The point that catches people: 42001 is not the EU AI Act
This is the distinction that does the most damage when it is missed. ISO 42001 is a voluntary management-system standard. It tells you how to govern AI responsibly. It does not, on its own, discharge a binding regulatory obligation. An organisation that is an EU AI Act provider or deployer of a high-risk system still owes that regulation its specific requirements: the fundamental rights impact assessment, conformity assessment, post-market monitoring, the transparency duties. The AIMS is the vehicle that operationalises those obligations, but the certificate is not a substitute for them.
State the regulatory overlay explicitly in your AIMS scope. An auditor reviewing a 42001 system in a regulated context will expect to see the AI Act, NIST AI RMF, or the relevant sector regulator named and mapped, not assumed.
What good looks like before the audit
Run the mandatory list as a hard gate: every item exists, is approved, is current, and an owner can speak to it.
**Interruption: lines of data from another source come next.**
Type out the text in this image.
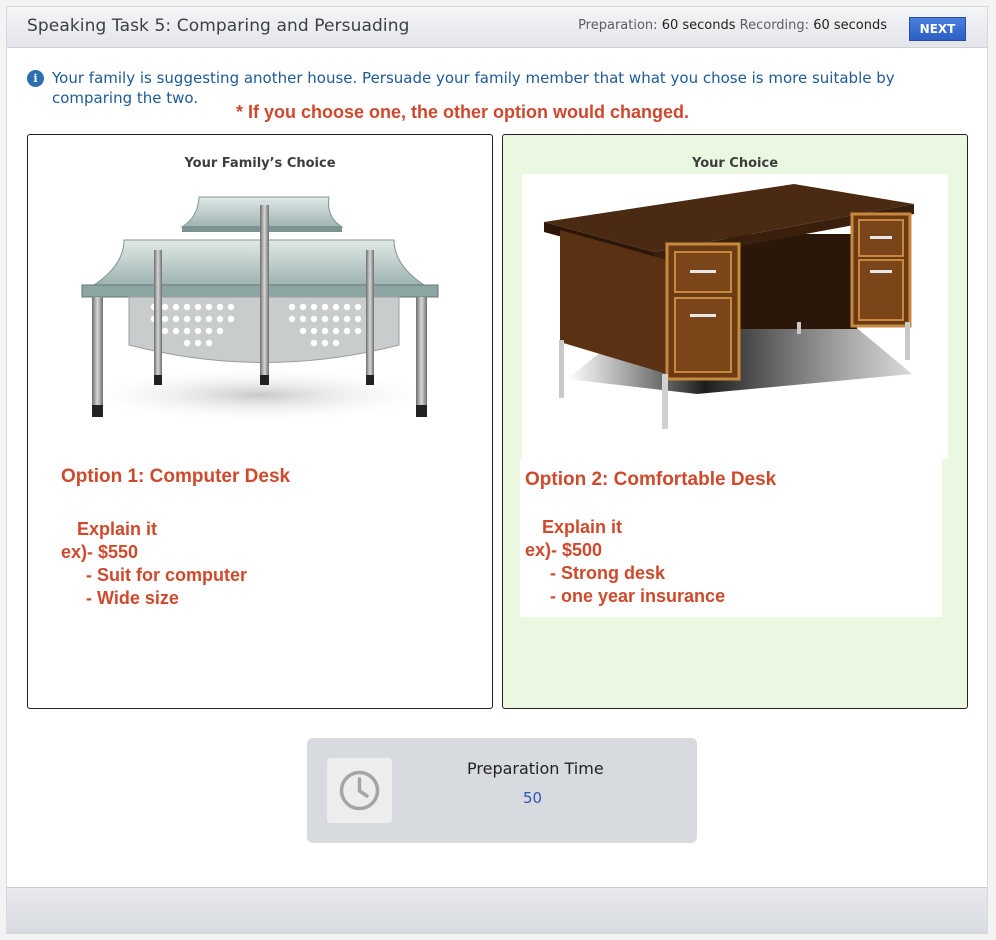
Speaking Task 5: Comparing and Persuading	Preparation: 60 seconds Recording: 60 seconds	NEXT
i Your family is suggesting another house. Persuade your family member that what you chose is more suitable by comparing the two.
* If you choose one, the other option would changed.
Your Family’s Choice
Option 1: Computer Desk
Explain it
ex)- $550
- Suit for computer
- Wide size
Your Choice
Option 2: Comfortable Desk
Explain it
ex)- $500
- Strong desk
- one year insurance
Preparation Time
50
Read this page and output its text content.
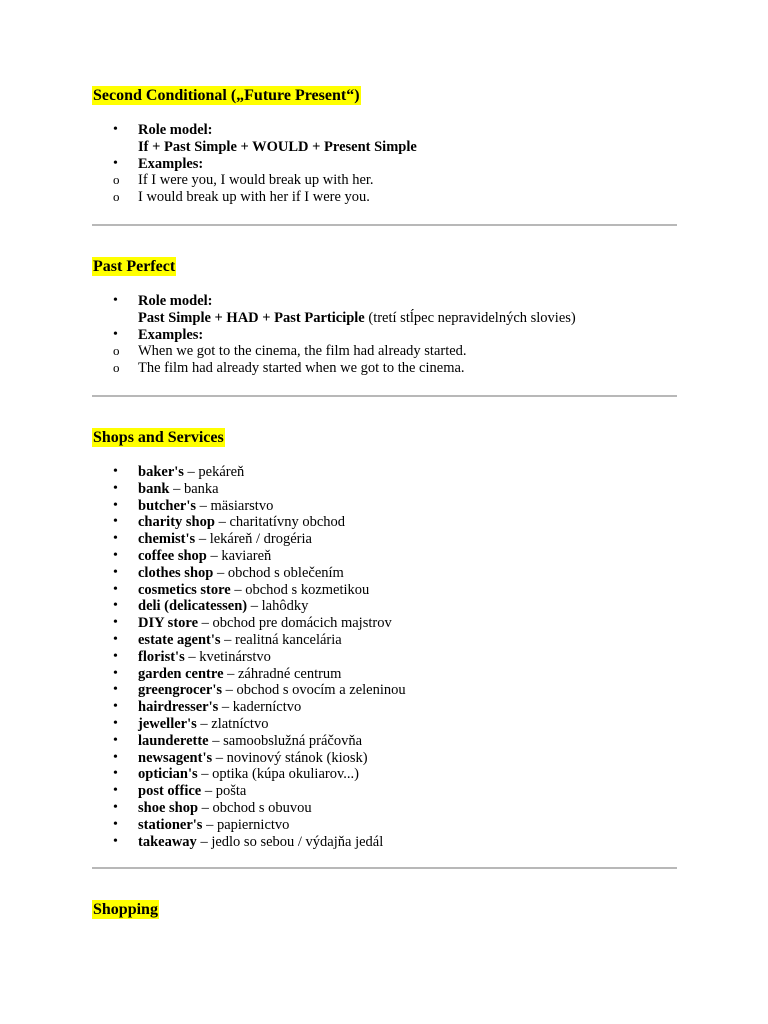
Second Conditional („Future Present“)
• Role model:
If + Past Simple + WOULD + Present Simple
• Examples:
o If I were you, I would break up with her.
o I would break up with her if I were you.
Past Perfect
• Role model:
Past Simple + HAD + Past Participle (tretí stĺpec nepravidelných slovies)
• Examples:
o When we got to the cinema, the film had already started.
o The film had already started when we got to the cinema.
Shops and Services
• baker's – pekáreň
• bank – banka
• butcher's – mäsiarstvo
• charity shop – charitatívny obchod
• chemist's – lekáreň / drogéria
• coffee shop – kaviareň
• clothes shop – obchod s oblečením
• cosmetics store – obchod s kozmetikou
• deli (delicatessen) – lahôdky
• DIY store – obchod pre domácich majstrov
• estate agent's – realitná kancelária
• florist's – kvetinárstvo
• garden centre – záhradné centrum
• greengrocer's – obchod s ovocím a zeleninou
• hairdresser's – kaderníctvo
• jeweller's – zlatníctvo
• launderette – samoobslužná práčovňa
• newsagent's – novinový stánok (kiosk)
• optician's – optika (kúpa okuliarov...)
• post office – pošta
• shoe shop – obchod s obuvou
• stationer's – papiernictvo
• takeaway – jedlo so sebou / výdajňa jedál
Shopping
Then take the AI system inventory and pick one system at random. Walk it from the AI policy, to its impact assessment, to the controls selected in the SoA, to the operational evidence that those controls run, to any corrective action raised against it. If you can do that walk in under five minutes, you are close to ready. If you cannot, you have found the gap before the auditor did.
The standard is not asking you to be impressive about AI. It is asking you to be able to account for it.